Sunday, October 03, 2010

you never miss your mother 'til she's gone

This week's Project Runway was quite intense. It was the same challenge as last season when they got to design their own textile, but with an added twist: the textile had to tell a personal story. It was a great addition to an already cool challenge. Add to this a contestant sharing a secret he'd kept for 10 years on the runway... well, even if you don't watch the show, you should watch this one.

It was billed as a 2 day challenge: day 1 to design the textile and get it made, and day 2 to use said fabric. The rest of day 1 was to shop at Mood and, I don't know, make patterns or something... but it turns out, they had flown their moms (and a few other family members) to NYC to visit, and they all got a day off. To say the workroom dissolved into a puddle of tears is an understatement.

What hit me most was how much these people still shine when their mom's validate their lives. And yet, it makes perfect sense. When I went school shopping with my mom this summer we were talking about my job, and I made a comment that what I do isn't magic.. and she jumped right in and said "Yes it is! I've always known you were going to do amazing things." I was shocked, because I had never realized they were proud of me for being a teacher-- and an alternative ed teacher at that. And it felt good to hear it. Really, really good.

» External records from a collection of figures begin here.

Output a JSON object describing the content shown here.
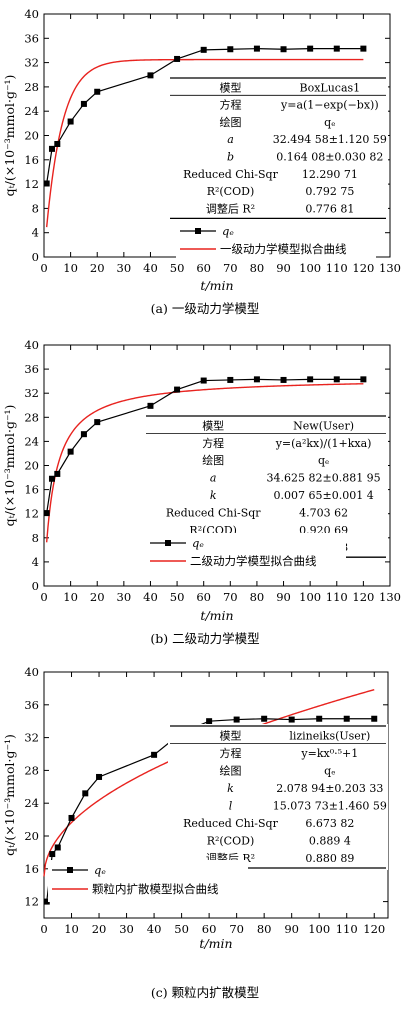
{
  "chart_data": [
    {
      "type": "line",
      "caption": "(a)  一级动力学模型",
      "xlabel": "t/min",
      "ylabel": "qₜ/(×10⁻³mmol·g⁻¹)",
      "xlim": [
        0,
        130
      ],
      "ylim": [
        0,
        40
      ],
      "xticks": [
        0,
        10,
        20,
        30,
        40,
        50,
        60,
        70,
        80,
        90,
        100,
        110,
        120,
        130
      ],
      "yticks": [
        0,
        4,
        8,
        12,
        16,
        20,
        24,
        28,
        32,
        36,
        40
      ],
      "grid": false,
      "legend_position": "bottom-right",
      "series": [
        {
          "name": "qₑ",
          "kind": "marker-line",
          "color": "#000000",
          "x": [
            1,
            3,
            5,
            10,
            15,
            20,
            40,
            50,
            60,
            70,
            80,
            90,
            100,
            110,
            120
          ],
          "y": [
            12.1,
            17.8,
            18.6,
            22.3,
            25.2,
            27.2,
            29.9,
            32.6,
            34.1,
            34.2,
            34.3,
            34.2,
            34.3,
            34.3,
            34.3
          ]
        },
        {
          "name": "一级动力学模型拟合曲线",
          "kind": "fit",
          "color": "#e8231f",
          "model": "first-order",
          "params": {
            "a": 32.49458,
            "b": 0.16408
          }
        }
      ],
      "table": {
        "header": [
          "模型",
          "BoxLucas1"
        ],
        "rows": [
          [
            "方程",
            "y=a(1−exp(−bx))"
          ],
          [
            "绘图",
            "qₑ"
          ],
          [
            "a",
            "32.494 58±1.120 59"
          ],
          [
            "b",
            "0.164 08±0.030 82"
          ],
          [
            "Reduced Chi-Sqr",
            "12.290 71"
          ],
          [
            "R²(COD)",
            "0.792 75"
          ],
          [
            "调整后 R²",
            "0.776 81"
          ]
        ]
      }
    },
    {
      "type": "line",
      "caption": "(b)  二级动力学模型",
      "xlabel": "t/min",
      "ylabel": "qₜ/(×10⁻³mmol·g⁻¹)",
      "xlim": [
        0,
        130
      ],
      "ylim": [
        0,
        40
      ],
      "xticks": [
        0,
        10,
        20,
        30,
        40,
        50,
        60,
        70,
        80,
        90,
        100,
        110,
        120,
        130
      ],
      "yticks": [
        0,
        4,
        8,
        12,
        16,
        20,
        24,
        28,
        32,
        36,
        40
      ],
      "grid": false,
      "legend_position": "bottom-right",
      "series": [
        {
          "name": "qₑ",
          "kind": "marker-line",
          "color": "#000000",
          "x": [
            1,
            3,
            5,
            10,
            15,
            20,
            40,
            50,
            60,
            70,
            80,
            90,
            100,
            110,
            120
          ],
          "y": [
            12.1,
            17.8,
            18.6,
            22.3,
            25.2,
            27.2,
            29.9,
            32.6,
            34.1,
            34.2,
            34.3,
            34.2,
            34.3,
            34.3,
            34.3
          ]
        },
        {
          "name": "二级动力学模型拟合曲线",
          "kind": "fit",
          "color": "#e8231f",
          "model": "second-order",
          "params": {
            "a": 34.62582,
            "k": 0.00765
          }
        }
      ],
      "table": {
        "header": [
          "模型",
          "New(User)"
        ],
        "rows": [
          [
            "方程",
            "y=(a²kx)/(1+kxa)"
          ],
          [
            "绘图",
            "qₑ"
          ],
          [
            "a",
            "34.625 82±0.881 95"
          ],
          [
            "k",
            "0.007 65±0.001 4"
          ],
          [
            "Reduced Chi-Sqr",
            "4.703 62"
          ],
          [
            "R²(COD)",
            "0.920 69"
          ],
          [
            "调整后 R²",
            "0.914 58"
          ]
        ]
      }
    },
    {
      "type": "line",
      "caption": "(c)  颗粒内扩散模型",
      "xlabel": "t/min",
      "ylabel": "qₜ/(×10⁻³mmol·g⁻¹)",
      "xlim": [
        0,
        125
      ],
      "ylim": [
        10,
        40
      ],
      "xticks": [
        0,
        10,
        20,
        30,
        40,
        50,
        60,
        70,
        80,
        90,
        100,
        110,
        120
      ],
      "yticks": [
        12,
        16,
        20,
        24,
        28,
        32,
        36,
        40
      ],
      "grid": false,
      "legend_position": "bottom-left",
      "series": [
        {
          "name": "qₑ",
          "kind": "marker-line",
          "color": "#000000",
          "x": [
            1,
            3,
            5,
            10,
            15,
            20,
            40,
            50,
            60,
            70,
            80,
            90,
            100,
            110,
            120
          ],
          "y": [
            12.0,
            17.8,
            18.6,
            22.2,
            25.2,
            27.2,
            29.9,
            32.6,
            34.0,
            34.2,
            34.3,
            34.2,
            34.3,
            34.3,
            34.3
          ]
        },
        {
          "name": "颗粒内扩散模型拟合曲线",
          "kind": "fit",
          "color": "#e8231f",
          "model": "intraparticle",
          "params": {
            "k": 2.07894,
            "l": 15.07373
          }
        }
      ],
      "table": {
        "header": [
          "模型",
          "lizineiks(User)"
        ],
        "rows": [
          [
            "方程",
            "y=kx⁰·⁵+1"
          ],
          [
            "绘图",
            "qₑ"
          ],
          [
            "k",
            "2.078 94±0.203 33"
          ],
          [
            "l",
            "15.073 73±1.460 59"
          ],
          [
            "Reduced Chi-Sqr",
            "6.673 82"
          ],
          [
            "R²(COD)",
            "0.889 4"
          ],
          [
            "调整后 R²",
            "0.880 89"
          ]
        ]
      }
    }
  ]
}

I'm 40 years old, and have made choices about the direction of my life regardless of whether they'd have done the same thing. This isn't to say I've intentionally done things to disappoint them at all, but I guess I also hadn't thought I was still looking for their approval. But I am. We all are. Whether we're 6 years old looking out from the risers during the holiday concert or 32 and trying to make it huge in the fashion industry where our failures are very public... as long as mom is there saying "You're amazing!" we can all hold our heads high.

Saturday, October 02, 2010

{this moment}


A Friday ritual (becoming a Saturday ritual for me) from my friend Wendy, who got it from SouleMama. A single photo - no words - capturing a moment from the week.

Happy birthday, buddy. I do love you!

Friday, October 01, 2010

it gets better

Eileen posted a link to this site, and wowie wow wow. Somehow, watching this, I'm disheartened and inspired all at the same time. The premise of this site is to tell kids who are homosexual suffering through middle and high school that it gets better. That it's worth enduring the humiliation; it'll get better when you get out of school. Don't give in to the desperation, don't kill yourself; it gets better.

I'm thrilled adults are taking the time to help teenagers who are suffering. The interwebs often get criticized for disconnecting people, and to see hundreds of adults reaching out to unknown kids... yea, this is certainly an upgrade. But as a high school teacher.... I'm crying. That thousands of our students are suffering the worst years of their lives with us, in our 'safe' classrooms, well, it's a reality that is incredibly hard to swallow.

 I know I try to make it better for all kids, but I also know that I don't always succeed. The comfort I take is that I am trying, and that is all I can do. But until we don't need the itgetsbetterproject, I will keep trying to make it better for all kids, no matter what makes coming to school the worst part of their day.